Serious Woodwork, Old & New

Day 18 – Monday, 15 April 2024

Finally, a day which didn’t involve driving until one or other member of the family got snappish and said something brusque and ungenerous to another. I’d like to say that we sacked the fool who planned the last couple but, in truth, he just got lucky. A shortish drive to Tateshina Shinyu Onsen via Matsumoto. Breakfast at the onsen was our first full scale experience of the Japanese idea of that meal – rice balls and miso sauce over an open flame, fish, pickles, soup, you name it, all in a room set aside for just us, tatami and paper walls and all.

Mood lighting

Matsemoto is home (saith the guidebook) to one of the most impressive of the Shogunate era wooden fortresses, called the Black Castle because, as you have probably guessed, it is bright pink with yellow polka dots. It was our first time inside one of these structures, and I was fascinated to see the two sorts of embrasure (if that’s the term, I’m no aficionado of Renaissance era military engineering), big tall ones for archery and small, lower ones for musketry. This was, in other words, already a post-gunpowder structure, which means it can only have been transitional, surely obsolete by the time it was finished. How any wooden fortification had any effective function after the invention of the cannon is beyond me. As a consequence, how the place survived to the present day is equally a mystery. But it clearly functioned as a centre of power – at least as a potent symbol – into the industrial age. Perhaps the most fascinating information board on the inside of the structure told the tale of how its then custodians, during the late-eighteenth century Meiji era creation of the prefectural system that in modified form yet survives, had to petition the central government for years to save the structure from mandatory destruction.

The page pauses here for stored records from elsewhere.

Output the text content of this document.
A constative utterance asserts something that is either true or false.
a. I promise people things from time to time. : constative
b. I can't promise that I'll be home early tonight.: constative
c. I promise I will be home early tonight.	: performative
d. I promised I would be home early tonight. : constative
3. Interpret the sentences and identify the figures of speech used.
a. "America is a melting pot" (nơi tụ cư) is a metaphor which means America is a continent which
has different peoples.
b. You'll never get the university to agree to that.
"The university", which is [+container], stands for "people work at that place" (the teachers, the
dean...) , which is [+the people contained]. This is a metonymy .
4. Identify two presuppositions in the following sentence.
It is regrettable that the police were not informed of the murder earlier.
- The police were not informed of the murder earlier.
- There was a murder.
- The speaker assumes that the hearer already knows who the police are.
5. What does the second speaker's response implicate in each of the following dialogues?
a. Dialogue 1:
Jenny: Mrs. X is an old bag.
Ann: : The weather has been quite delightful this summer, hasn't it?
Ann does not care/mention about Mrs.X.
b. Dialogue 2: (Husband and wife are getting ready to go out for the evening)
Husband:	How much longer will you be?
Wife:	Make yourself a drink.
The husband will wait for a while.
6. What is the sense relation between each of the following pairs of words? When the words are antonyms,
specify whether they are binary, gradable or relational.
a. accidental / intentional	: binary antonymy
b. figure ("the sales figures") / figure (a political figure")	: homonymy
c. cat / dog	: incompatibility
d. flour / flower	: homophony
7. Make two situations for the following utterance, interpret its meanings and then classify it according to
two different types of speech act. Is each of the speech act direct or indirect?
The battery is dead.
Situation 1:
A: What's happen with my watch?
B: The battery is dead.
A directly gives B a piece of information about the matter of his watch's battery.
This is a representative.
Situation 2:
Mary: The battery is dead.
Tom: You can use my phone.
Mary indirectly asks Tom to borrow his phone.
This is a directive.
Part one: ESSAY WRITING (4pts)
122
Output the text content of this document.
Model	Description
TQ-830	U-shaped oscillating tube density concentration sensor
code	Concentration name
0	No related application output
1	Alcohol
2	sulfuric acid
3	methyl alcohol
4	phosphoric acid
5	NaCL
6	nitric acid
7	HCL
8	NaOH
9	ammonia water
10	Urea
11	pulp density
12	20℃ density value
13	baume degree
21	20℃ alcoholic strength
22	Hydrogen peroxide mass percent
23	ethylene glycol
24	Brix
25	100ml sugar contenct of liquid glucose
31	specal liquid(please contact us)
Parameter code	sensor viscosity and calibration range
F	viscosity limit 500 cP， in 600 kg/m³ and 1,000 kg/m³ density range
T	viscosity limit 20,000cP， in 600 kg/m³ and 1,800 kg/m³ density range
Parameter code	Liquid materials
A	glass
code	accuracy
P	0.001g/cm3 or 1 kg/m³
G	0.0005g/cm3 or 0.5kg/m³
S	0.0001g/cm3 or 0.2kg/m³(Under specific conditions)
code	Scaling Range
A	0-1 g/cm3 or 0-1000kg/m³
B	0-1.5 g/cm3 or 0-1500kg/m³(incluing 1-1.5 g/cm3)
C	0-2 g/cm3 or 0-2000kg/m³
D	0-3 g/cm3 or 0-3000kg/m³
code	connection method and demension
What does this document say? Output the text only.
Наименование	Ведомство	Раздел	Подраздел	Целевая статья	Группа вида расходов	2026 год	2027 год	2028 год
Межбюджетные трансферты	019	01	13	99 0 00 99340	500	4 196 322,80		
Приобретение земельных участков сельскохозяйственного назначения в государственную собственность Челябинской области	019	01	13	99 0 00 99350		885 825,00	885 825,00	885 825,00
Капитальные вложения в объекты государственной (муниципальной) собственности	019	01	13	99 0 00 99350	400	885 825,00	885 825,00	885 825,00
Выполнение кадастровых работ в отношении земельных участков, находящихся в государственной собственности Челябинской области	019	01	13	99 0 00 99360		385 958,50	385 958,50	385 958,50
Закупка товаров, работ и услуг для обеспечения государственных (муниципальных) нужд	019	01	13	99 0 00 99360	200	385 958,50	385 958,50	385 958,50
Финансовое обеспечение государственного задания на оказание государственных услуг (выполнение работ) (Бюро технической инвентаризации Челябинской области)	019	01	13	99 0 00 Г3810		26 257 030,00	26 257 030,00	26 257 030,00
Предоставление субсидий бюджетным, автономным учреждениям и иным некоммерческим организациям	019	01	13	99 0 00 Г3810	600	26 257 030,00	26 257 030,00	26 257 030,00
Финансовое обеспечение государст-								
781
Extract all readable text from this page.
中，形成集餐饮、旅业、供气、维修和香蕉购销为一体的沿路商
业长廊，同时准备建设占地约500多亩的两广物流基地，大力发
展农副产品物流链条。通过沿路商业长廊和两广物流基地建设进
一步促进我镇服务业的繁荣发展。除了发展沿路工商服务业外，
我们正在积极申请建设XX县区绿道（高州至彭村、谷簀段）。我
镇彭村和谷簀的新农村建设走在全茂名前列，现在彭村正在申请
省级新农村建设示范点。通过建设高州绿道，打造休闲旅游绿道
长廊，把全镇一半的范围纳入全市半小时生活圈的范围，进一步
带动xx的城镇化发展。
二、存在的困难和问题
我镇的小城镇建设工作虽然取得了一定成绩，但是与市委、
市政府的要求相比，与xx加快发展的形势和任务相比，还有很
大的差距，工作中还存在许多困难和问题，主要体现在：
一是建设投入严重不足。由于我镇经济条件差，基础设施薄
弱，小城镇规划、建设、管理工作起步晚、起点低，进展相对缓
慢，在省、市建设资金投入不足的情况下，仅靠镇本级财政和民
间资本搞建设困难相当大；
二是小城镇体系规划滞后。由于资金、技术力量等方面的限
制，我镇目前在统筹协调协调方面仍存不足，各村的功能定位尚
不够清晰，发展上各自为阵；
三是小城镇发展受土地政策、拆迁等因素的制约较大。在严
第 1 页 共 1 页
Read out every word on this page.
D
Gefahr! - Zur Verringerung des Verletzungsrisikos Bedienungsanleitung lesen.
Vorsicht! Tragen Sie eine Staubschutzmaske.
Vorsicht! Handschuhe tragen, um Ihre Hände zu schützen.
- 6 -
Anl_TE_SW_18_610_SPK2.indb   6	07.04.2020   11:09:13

That government was clearly nervous of the possibility of such a castle being a nexus of regional power and a challenge to Tokyo even at that late date.

We traipsed up and down its six floors, at times queueing to take our turn up the narrow, steep steps that separated the levels, clearly designed to make it a terrible job to go up against determined opposition and to make it a much easier job to be that opposition. When we got out, Anna took some lessons in ninja-ing, which is good, because I may need someone to kill me silently in my bed one of these days.

The monstrous regiment

After a hastily scarfed lunch from a konbini, on we went to Tateshina and a delightful surprise. The onsen was a wonder of darkly lacquered wood, an enormous library, constant mid-twentieth century French chansons piped throughout, an immediate impression of serious luxury.

Bath time

After the hot spring bath, down to dinner in the samue suits provided for serious slumming round in the facility. Dinner was an n-course extravaganza, all local, most entirely new to all of us, seriously haute in the Japanese manner. Now this is relaxing.